What is the difference between an enzyme and a catalyst? All enzymes are catalysts, but not all catalysts are enzymes. Enzymes are biological (mostly protein), highly specific, and work under mild conditions. Inorganic catalysts like $\text{MnO}_2$ are less specific and often need high temperatures.

Can enzymes work outside the body? Yes. Enzymes are used industrially — in detergents (proteases, lipases), in cheese-making (rennin), and in DNA technology (restriction enzymes, DNA polymerase). They work as long as they have the right pH, temperature, and cofactors.

Why do we need so many different enzymes? Because each enzyme is specific to one reaction (or a very small set of reactions). The human body runs thousands of different biochemical reactions simultaneously, so it needs thousands of different enzymes.

What happens when an enzyme is denatured? The protein unfolds, the active site loses its shape, and the enzyme can no longer bind substrate. Mild denaturation (small temperature changes) can sometimes be reversed. Severe denaturation (boiling, strong acids) is irreversible.
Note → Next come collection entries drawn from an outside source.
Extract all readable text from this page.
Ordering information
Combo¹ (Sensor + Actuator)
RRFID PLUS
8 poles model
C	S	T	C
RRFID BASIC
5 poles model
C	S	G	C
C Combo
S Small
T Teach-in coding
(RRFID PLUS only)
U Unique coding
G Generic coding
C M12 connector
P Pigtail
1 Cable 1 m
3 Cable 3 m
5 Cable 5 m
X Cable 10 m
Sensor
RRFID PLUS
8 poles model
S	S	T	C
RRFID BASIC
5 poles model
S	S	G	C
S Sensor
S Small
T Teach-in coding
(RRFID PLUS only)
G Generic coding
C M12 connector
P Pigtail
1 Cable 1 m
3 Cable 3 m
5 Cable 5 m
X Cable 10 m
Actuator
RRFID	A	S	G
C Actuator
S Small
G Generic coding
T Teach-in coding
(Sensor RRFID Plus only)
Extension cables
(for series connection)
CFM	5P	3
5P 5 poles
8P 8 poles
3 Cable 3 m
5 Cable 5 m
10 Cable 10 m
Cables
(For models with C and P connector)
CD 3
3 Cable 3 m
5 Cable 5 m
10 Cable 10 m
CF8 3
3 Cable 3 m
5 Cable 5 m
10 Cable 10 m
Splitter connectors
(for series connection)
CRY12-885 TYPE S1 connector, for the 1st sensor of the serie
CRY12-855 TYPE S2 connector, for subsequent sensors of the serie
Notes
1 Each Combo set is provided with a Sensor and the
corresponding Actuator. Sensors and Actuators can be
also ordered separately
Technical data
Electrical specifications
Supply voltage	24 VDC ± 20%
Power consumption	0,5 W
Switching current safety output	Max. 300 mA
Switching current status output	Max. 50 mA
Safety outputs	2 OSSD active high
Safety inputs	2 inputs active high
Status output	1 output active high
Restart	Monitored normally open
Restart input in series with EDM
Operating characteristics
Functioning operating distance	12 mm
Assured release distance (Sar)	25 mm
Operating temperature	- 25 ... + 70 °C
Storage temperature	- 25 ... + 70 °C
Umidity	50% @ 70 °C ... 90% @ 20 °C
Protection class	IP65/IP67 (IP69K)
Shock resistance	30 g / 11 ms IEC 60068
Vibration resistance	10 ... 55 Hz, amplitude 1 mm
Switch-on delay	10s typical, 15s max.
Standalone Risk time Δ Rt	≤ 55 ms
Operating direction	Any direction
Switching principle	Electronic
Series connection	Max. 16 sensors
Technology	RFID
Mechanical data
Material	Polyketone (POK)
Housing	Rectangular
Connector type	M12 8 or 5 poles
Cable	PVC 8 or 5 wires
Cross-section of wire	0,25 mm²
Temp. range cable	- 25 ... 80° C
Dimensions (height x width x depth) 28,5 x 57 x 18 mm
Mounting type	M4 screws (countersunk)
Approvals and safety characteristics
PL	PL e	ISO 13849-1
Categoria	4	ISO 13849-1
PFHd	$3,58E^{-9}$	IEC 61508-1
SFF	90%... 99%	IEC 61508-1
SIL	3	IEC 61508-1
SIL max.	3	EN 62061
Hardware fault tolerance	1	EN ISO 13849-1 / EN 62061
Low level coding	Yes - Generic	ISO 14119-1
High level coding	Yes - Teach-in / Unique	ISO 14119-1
How do allosteric enzymes differ from simple Michaelis-Menten enzymes? Allosteric enzymes have regulatory sites separate from the active site. Their kinetics give a sigmoidal curve (not hyperbolic). They show cooperativity — binding of one substrate molecule increases affinity for the next. Haemoglobin (though not an enzyme) is a classic example of cooperative binding.

Enzymes are the reason biology happens at body temperature instead of needing 500°C. They are the single most remarkable invention of life.